Researchers ID best techniques for cardiac risk stratification in kidney transplant candidates

Coronary artery calcium score (CACS) and coronary CT angiography (CTA) are the best predictors of all-cause mortality and major adverse cardiac events (MACE) in patients awaiting kidney transplantation, according to a new study in JACC: Cardiovascular Imaging.

Considering coronary artery disease is the leading cause of death among individuals on a kidney transplant waiting list, Danish researchers sought to analyze which cardiac imaging approaches demonstrated the best prognostic value in this patient population. In addition to CACS and coronary CTA, all 154 study participants underwent single-photon emission CT (SPECT) and invasive coronary angiography (ICA).
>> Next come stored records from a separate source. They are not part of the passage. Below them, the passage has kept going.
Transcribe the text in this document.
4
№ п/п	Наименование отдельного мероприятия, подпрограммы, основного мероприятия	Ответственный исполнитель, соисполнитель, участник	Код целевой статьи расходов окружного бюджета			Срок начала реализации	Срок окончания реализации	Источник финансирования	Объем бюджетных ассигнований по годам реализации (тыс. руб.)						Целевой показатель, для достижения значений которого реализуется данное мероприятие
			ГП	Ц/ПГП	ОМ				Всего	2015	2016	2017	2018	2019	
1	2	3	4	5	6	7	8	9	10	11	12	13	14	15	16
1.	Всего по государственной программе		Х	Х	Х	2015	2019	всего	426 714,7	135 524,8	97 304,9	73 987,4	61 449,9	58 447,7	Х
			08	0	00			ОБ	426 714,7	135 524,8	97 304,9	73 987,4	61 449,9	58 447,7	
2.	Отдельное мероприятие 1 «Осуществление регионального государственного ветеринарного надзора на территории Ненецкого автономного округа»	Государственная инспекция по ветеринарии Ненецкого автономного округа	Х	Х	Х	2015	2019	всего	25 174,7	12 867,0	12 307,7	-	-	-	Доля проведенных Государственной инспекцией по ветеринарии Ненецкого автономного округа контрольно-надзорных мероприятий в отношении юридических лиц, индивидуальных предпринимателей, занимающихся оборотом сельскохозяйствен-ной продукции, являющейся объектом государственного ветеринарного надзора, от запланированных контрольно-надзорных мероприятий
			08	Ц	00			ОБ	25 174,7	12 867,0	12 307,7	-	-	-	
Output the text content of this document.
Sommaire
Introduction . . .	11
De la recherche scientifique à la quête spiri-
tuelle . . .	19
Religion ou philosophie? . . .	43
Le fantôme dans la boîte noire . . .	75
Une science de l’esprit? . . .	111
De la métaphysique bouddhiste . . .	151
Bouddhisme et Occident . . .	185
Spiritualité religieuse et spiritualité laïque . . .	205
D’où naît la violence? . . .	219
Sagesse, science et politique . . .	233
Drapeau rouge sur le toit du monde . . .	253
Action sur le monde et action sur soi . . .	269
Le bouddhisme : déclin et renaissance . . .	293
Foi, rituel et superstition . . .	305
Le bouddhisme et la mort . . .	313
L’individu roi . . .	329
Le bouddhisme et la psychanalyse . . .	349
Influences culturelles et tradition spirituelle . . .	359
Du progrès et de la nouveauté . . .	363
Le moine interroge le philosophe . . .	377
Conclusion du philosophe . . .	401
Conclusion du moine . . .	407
“Compared with traditional risk factors and other cardiac imaging modalities, CACS and coronary CTA seem superior for risk stratification in kidney transplant candidates,” wrote lead researcher Simon Winther, MD, with the department of cardiology at Aarhus University Hospital, and colleagues. “The use of a combination of risk factors and CACS and subsequent coronary CTA seems to be the most appropriate strategy for cardiac evaluation of renal transplant candidates.”

Of the 154 patients, 93.5 percent were white and 68.2 percent were men. The median follow-up time was 3.7 years, with a minimum follow-up of 2.8 years or until death.

The authors noted the ethnic uniformity of the study population was a limitation of their research.

Via candidate interviews and medical records, Winther et al. identified the following cardiovascular risk factors: smoking, high cholesterol, hypertension, established cardiovascular disease and left ventricular hypertrophy as diagnosed by echocardiography.

When grouped by CACS, scores of 0, 1 to 399 and 400 or above were associated with MACE rates of 2.0 percent, 3.1 percent and 10.1 percent per year. Yearly mortality rates were 3.3 percent, 3.8 percent and 9.4 percent for those groups.

The predictive power of CACS grew even stronger when cardiovascular risk factors were considered, according to Winther and colleagues.

“Combining risk factors and CACS in a prognostic model seems to improve risk prediction compared with using both risk factors or CACS alone,” they wrote. “This approach allowed for identification of 31% of the cohort as very-low-risk patients (less than three risk factors and CACS less than 400 with an event rate of MACE at 2.1 percent and mortality 1 percent per year) and the rest of the patients as high-risk patients (event rate of MACE at 6.2 percent and mortality 7.4 percent per year).”

Similarly, normal versus abnormal coronary CTA results helped the researchers identify half of the patients as low risk and half as high risk. Abnormal readings, which showed stenosis in a coronary artery segment, were associated with yearly rates of 7.6 percent for MACE and 7.1 percent for mortality. Patients with normal CTA results experienced yearly rates of MACE and all-cause death at 1.4 percent and 3.1 percent, respectively.

“Coronary CTA is a strong predictor of MACE and mortality and is superior to SPECT,” wrote the researchers, noting SPECT didn’t demonstrate significant prognostic power for either category.

Their findings also indicated ICA was a valid predictor of MACE but not mortality.